The next morning, when I went into my office to let Minnie out, I found the answer to the question, “What could go wrong?”

Fortunately, she got it all on the mat in front of my desk – bless her! Easy clean-up. And she was SO happy and friendly and affectionate and excited to be let out of my office. I suspect she was partly trying to distract me to keep me from getting angry – not that I would have – and partly she was just relieved, happy, and excited to be out of my office and away from that awful mess.

I left my office windows open the rest of the morning, to air it out. It was some of Minnie’s best work, there.

Bernie has done fine this far appealing to a radical, burn-it-down revolutionary base. But now he needs to appeal to ALL Democrats or he’ll lose the nomination.

And he’ll have to switch gears again if he gets the nomination, to appeal to that additional fraction of Americans who see him as being just as bad as Trump.

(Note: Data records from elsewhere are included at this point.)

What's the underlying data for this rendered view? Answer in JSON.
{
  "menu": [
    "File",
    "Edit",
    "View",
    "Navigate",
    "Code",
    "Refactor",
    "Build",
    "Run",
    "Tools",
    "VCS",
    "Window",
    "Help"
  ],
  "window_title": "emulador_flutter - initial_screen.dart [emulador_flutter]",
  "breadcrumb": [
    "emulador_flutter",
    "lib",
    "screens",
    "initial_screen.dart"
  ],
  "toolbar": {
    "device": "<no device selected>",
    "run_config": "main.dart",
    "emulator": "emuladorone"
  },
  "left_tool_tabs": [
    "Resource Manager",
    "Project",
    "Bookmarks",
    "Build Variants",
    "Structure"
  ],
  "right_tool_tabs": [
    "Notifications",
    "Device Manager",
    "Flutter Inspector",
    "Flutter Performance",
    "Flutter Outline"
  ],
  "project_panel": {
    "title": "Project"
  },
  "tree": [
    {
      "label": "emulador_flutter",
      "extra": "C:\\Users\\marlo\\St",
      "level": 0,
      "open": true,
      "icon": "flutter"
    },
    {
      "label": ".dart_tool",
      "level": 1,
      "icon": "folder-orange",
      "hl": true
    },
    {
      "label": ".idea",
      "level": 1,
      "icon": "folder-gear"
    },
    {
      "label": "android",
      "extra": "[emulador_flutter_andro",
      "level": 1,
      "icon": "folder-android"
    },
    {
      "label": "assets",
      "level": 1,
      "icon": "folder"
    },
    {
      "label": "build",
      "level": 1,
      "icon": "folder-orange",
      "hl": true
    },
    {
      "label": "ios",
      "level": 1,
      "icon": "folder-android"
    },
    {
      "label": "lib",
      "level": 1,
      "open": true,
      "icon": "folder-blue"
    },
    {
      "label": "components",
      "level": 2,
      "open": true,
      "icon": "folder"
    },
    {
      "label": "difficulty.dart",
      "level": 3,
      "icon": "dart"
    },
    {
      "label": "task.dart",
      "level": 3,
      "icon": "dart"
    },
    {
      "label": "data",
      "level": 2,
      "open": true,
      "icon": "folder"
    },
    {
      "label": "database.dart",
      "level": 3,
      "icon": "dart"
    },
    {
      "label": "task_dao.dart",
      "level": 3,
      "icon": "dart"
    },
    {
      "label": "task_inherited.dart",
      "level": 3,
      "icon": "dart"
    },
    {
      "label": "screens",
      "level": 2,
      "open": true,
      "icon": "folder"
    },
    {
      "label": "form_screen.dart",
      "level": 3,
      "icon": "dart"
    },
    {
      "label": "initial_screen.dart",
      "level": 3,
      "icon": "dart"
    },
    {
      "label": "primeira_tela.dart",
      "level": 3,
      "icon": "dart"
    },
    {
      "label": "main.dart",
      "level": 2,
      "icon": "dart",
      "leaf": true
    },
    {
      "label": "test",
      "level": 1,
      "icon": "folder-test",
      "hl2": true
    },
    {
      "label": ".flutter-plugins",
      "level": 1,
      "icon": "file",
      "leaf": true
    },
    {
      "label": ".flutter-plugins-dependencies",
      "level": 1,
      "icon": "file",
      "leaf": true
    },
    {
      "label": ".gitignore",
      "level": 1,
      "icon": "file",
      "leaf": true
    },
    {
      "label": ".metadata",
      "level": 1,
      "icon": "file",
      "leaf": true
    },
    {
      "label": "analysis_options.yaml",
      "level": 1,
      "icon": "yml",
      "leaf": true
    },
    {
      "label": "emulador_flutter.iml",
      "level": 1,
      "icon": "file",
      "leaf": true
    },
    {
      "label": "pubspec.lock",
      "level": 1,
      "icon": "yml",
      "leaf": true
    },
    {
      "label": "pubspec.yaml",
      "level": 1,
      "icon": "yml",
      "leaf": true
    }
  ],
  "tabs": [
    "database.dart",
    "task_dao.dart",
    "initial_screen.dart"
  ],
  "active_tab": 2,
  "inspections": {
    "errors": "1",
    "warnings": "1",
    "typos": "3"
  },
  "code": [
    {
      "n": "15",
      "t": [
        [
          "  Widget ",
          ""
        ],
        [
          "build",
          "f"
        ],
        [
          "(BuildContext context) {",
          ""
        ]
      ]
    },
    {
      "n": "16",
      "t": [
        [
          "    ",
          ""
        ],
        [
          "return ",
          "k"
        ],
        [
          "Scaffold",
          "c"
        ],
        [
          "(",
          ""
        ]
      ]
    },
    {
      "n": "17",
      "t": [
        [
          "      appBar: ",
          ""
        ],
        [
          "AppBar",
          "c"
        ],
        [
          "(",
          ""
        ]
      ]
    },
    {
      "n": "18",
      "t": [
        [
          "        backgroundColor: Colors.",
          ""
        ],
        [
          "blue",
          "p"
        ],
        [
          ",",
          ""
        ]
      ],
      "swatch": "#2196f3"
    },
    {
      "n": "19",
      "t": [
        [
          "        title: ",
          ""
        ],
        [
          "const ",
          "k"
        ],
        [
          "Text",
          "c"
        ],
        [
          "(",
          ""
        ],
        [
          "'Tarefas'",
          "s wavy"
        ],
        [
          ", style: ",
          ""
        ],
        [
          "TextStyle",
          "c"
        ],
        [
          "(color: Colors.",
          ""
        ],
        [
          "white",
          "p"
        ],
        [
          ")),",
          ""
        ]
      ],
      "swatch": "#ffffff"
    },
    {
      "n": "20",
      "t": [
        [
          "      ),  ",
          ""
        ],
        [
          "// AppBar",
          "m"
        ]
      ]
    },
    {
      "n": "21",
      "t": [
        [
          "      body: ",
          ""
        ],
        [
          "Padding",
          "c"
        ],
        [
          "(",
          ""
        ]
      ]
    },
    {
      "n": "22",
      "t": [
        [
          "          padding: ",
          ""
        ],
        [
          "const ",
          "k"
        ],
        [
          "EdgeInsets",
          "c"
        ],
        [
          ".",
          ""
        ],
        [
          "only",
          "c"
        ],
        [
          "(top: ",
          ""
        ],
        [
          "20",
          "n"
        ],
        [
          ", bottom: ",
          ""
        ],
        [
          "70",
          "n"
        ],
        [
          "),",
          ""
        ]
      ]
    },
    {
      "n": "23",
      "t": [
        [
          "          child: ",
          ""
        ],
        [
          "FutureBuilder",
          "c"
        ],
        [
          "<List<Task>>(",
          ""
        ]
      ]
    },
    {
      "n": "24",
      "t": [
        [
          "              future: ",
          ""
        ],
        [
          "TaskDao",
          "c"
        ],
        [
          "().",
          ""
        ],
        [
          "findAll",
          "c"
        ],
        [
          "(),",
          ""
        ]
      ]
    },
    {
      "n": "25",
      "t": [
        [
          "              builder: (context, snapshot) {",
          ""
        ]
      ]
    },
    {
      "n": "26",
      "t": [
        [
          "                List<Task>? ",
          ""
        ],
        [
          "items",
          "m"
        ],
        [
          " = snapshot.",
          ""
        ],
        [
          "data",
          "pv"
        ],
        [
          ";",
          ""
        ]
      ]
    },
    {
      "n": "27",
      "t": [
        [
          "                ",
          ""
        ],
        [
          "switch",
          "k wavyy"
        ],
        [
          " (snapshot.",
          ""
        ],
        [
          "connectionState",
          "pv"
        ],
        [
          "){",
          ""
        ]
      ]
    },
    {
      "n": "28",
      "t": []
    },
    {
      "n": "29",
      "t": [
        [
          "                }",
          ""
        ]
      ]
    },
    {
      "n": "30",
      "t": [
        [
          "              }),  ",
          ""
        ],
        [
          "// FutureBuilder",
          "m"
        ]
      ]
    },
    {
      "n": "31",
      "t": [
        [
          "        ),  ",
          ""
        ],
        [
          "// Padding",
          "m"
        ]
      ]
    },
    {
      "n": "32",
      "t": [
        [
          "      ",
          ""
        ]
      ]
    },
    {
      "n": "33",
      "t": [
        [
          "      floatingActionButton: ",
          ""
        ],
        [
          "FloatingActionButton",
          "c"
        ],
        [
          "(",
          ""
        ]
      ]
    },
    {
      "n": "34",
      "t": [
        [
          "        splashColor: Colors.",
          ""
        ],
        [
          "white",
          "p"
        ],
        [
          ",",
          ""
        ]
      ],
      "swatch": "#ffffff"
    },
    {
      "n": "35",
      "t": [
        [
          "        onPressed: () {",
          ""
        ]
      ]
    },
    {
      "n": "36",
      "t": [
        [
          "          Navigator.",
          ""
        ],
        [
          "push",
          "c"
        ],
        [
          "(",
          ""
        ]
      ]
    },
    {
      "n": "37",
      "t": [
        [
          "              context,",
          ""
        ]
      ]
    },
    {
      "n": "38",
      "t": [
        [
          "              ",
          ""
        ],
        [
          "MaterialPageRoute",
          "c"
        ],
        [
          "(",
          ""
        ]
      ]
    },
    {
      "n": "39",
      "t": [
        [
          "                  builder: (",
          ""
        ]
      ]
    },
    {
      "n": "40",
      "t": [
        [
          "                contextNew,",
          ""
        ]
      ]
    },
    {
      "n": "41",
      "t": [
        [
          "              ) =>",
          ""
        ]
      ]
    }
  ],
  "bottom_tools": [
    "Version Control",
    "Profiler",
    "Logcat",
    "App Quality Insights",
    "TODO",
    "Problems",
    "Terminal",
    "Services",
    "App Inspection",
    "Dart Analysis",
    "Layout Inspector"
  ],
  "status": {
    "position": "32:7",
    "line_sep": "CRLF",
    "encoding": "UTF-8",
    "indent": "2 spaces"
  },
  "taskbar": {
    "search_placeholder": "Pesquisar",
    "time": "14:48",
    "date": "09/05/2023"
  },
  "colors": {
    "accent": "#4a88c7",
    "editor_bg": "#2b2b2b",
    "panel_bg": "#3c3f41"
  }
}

The right to repair is the right to resilience

Cory on Pluralistic.net:

It’s no coincidence that farms and farmers have been leaders in Right to Repair: when you’re isolated and you’re not allowed to fix your stuff, it means that you can neither nip down to the shops for a replacement, nor easily have an authorized repair tech come to your place.

Covid can put everyone – even entire nations – into the position of that isolated farmer.

And if Covid turns out to be a fizzle – and let’s pray that it is on a global scale, although it’s already awful for the people effected – it’ll be something else. Natural and man-made disasters are inevitable, and they will require us to make repairs locally, not wait for authorization from a big corporation.